Active geostationary satellites in commercial operation routinely perform these maneuvers throughout their operational lives, keeping themselves within a tightly defined longitudinal box above their assigned orbital slot. The presence of BulgariaSat-1 in the tracking catalog with stable near-circular orbital elements and zero inclination is consistent with an active, maintained spacecraft rather than a derelict or uncontrolled object.

Its mission status is not specified in the publicly available space object catalog, and Bulgaria Sat has not released detailed operational updates through sources indexed in standard space-tracking databases. Users seeking current operational or commercial status information should consult Bulgaria Sat directly or monitor industry sources covering the European satellite communications market.

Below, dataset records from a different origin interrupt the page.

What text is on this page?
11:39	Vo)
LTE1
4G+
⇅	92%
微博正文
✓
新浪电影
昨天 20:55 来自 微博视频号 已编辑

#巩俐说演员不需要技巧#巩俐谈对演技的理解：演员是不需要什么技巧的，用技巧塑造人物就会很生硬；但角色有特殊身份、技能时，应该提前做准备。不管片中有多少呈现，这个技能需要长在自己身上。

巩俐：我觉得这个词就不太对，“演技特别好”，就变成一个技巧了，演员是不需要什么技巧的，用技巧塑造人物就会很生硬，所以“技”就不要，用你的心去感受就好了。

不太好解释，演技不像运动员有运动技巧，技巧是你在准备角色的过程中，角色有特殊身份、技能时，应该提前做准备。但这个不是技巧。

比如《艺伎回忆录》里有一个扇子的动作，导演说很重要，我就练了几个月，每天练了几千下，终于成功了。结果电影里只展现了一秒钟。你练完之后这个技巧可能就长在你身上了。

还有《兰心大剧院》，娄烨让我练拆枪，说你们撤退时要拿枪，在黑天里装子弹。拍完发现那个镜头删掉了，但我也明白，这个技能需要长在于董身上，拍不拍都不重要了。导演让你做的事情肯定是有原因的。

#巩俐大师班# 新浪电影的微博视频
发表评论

Because BulgariaSat-1 is a geostationary satellite holding a fixed position approximately 35,800 kilometers above the equator, it does not pass overhead in the way that low- or medium-Earth orbit satellites do. From mid-latitude ground stations in Europe, the satellite appears as a fixed point in the southern sky, indistinguishable to the naked eye from a faint star. It is not a practical visual observation target for amateur satellite spotters, and no ground-track prediction in the conventional sense applies to its orbit. Those wishing to locate it should use a satellite dish alignment tool referenced to its assigned orbital longitude rather than a conventional satellite-pass prediction calculator.